Tuesday, February 21, 2012

Wisconsin bill limits recovery for victims of discrimination

The Wisconsin legislature has passed a bill that will eliminate the right of victims of discrimination to receive punitive damages or damages for emotional distress. Once the bill is passed into law, a discrimination claim will only allow the recovery of lost wages and attorneys' fees.

This bill will have a devastating effect on the right of workers to be free from discrimination. If an employee can only recover lost wages, then an employee who is discriminated at work – for instance, through sexual harassment or pervasive racial animosity – but has not been fired has no recourse in the law. Such an employee has not lost any wages. I suppose the theory of constructive discharge is still available, but that would force the employee to leave his or her job and hope that the court finds that a constructive discharge occurred.

Saturday, February 18, 2012

Is discrimination based on an unconscious bias illegal? New lawsuit says yes.

In a case pending in Iowa state court, over 6,000 black state residents allege that they were denied employment opportunities by the state government due to an implicit bias in favor of white residents. The case is highly unusual because it does not claim any direct discrimination, indirect discrimination, or that a facially-neutral employment practice has resulted in a discriminatory impact on minorities.  The case, rather, theorizes that the state government can be liable for discrimination based on unconscious bias alone, because such a bias disadvantaged blacks in their opportunities for jobs, promotions, and general advancement. A decision on the state's motion to dismiss is expected in a matter of weeks.

This writer finds this unconscious bias theory both compelling and problematic. It is absolutely true that unconscious prejudices play a role in personnel decisions. Everyone, no matter how "enlightened" or progressive, has biases toward some people or group, both positive and negative. In a state that is 91% white such as Iowa, it is entirely plausible, if not expected, that unconscious bias would adversely effect black residents seeking employment with the government.

But does that mean the group of people against whom such a bias exists should have a cause of action? There are certainly many unconscious biases that infect employment decisions. Creating liability here could compel employers to consciously think about race in order to make sure that they are not unconsciously thinking about race.

Better than penalizing the entire state government for unconscious bias, the law should allow affirmative action programs to rectify such a bias.
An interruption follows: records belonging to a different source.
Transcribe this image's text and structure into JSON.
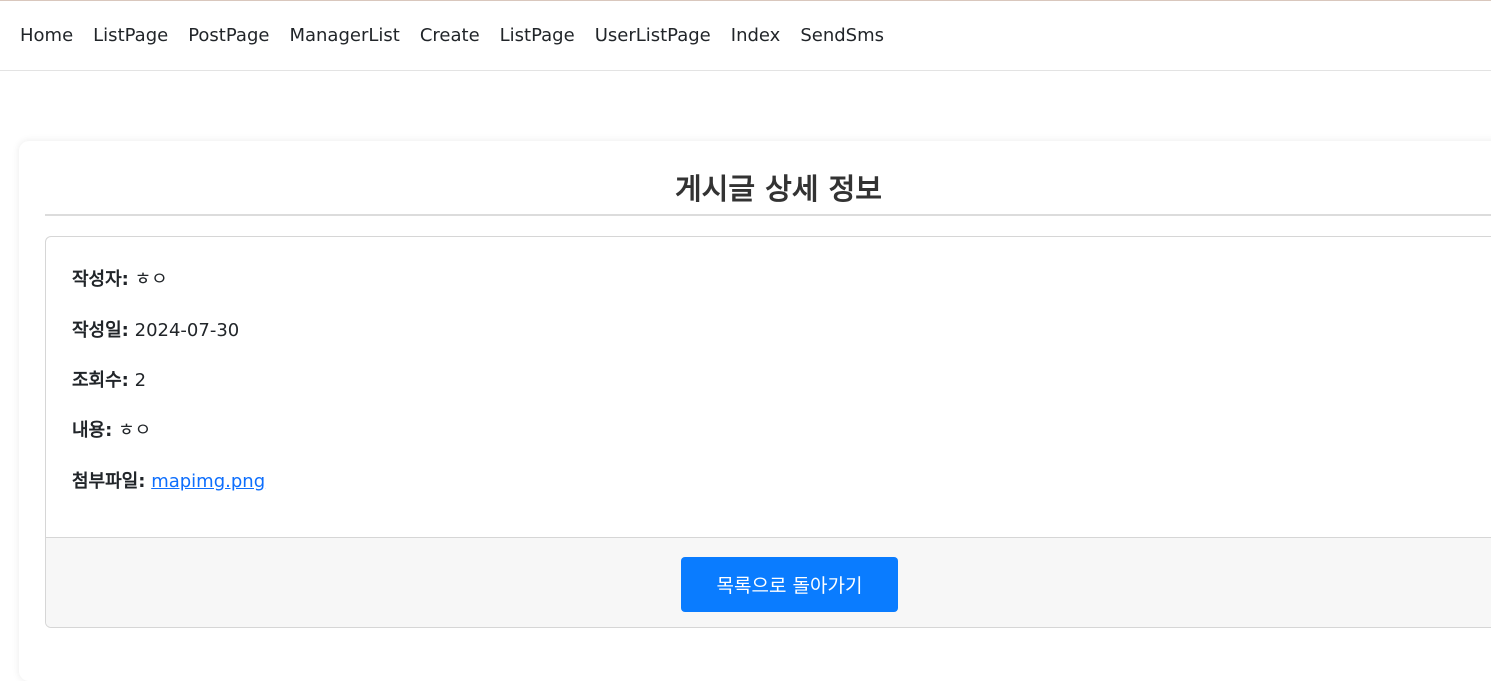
{
  "nav": {
    "items": [
      "Home",
      "ListPage",
      "PostPage",
      "ManagerList",
      "Create",
      "ListPage",
      "UserListPage",
      "Index",
      "SendSms"
    ]
  },
  "page": {
    "title": "게시글 상세 정보"
  },
  "detail": {
    "author_label": "작성자:",
    "author_value": "ㅎㅇ",
    "date_label": "작성일:",
    "date_value": "2024-07-30",
    "views_label": "조회수:",
    "views_value": "2",
    "content_label": "내용:",
    "content_value": "ㅎㅇ",
    "attachment_label": "첨부파일:",
    "attachment_value": "mapimg.png"
  },
  "footer": {
    "back_label": "목록으로 돌아가기"
  },
  "colors": {
    "accent": "#0a7cff",
    "link": "#0d6efd"
  }
}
Unfortunately, the Supreme Court has taken that option away.

Sunday, February 12, 2012

Is terminating an employee who asks to pump breast milk at work gender discrimination? Federal court says no.

A federal judge in Texas has ruled that a company did not discriminate against a new mother who claims she was fired after asking to pump breast milk at work. In the decision issued February 9, 2012, the judge reasoned that “firing someone because of lactation or breast-pumping is not sex discrimination.” This question has never been addressed by an appeals court, according to the Washington Post.

This writer wonders how the prohibition against gender discrimination does not cover an activity as intrinsically - indeed, biologically - female as breast-feeding. I suspect that if men were the ones who breast-fed newborns, employers would keep a ready supply of breast pumps like they do staplers. 

Wednesday, February 8, 2012

Federal appeals court: mixed motive analysis still OK in state age discrimination cases

The First Circuit Court of Appeals found recently that plaintiffs alleging age discrimination under state law do not need to satisfy the more onerous burden of proof established by the Supreme Court for federal age discrimination cases. In Diaz v. Jiten Hotel Management, the Court of Appeals affirmed a jury verdict in favor of a hotel worker on her state law age discrimination claim for which the district court had allowed a "mixed-motive" jury instruction. Proving discrimination based on a "mixed-motive" analysis requires showing that an unlawful consideration – here, age – was a motivating factor in the adverse employment decision. If the plaintiff establishes this, then the defendant must prove that it would have reached the same decision absent the unlawful consideration. The Supreme Court in Gross v. FBL Fin. Services has ruled that a mixed-motive analysis is not permitted under the federal Age Discrimination in Employment Act, meaning that a plaintiff under the federal statute must prove that age was the "but for" cause of the employment action. Under Chapter 151B, the state anti-discrimination statute that covers age discrimination, a mixed-motive analysis is still permitted.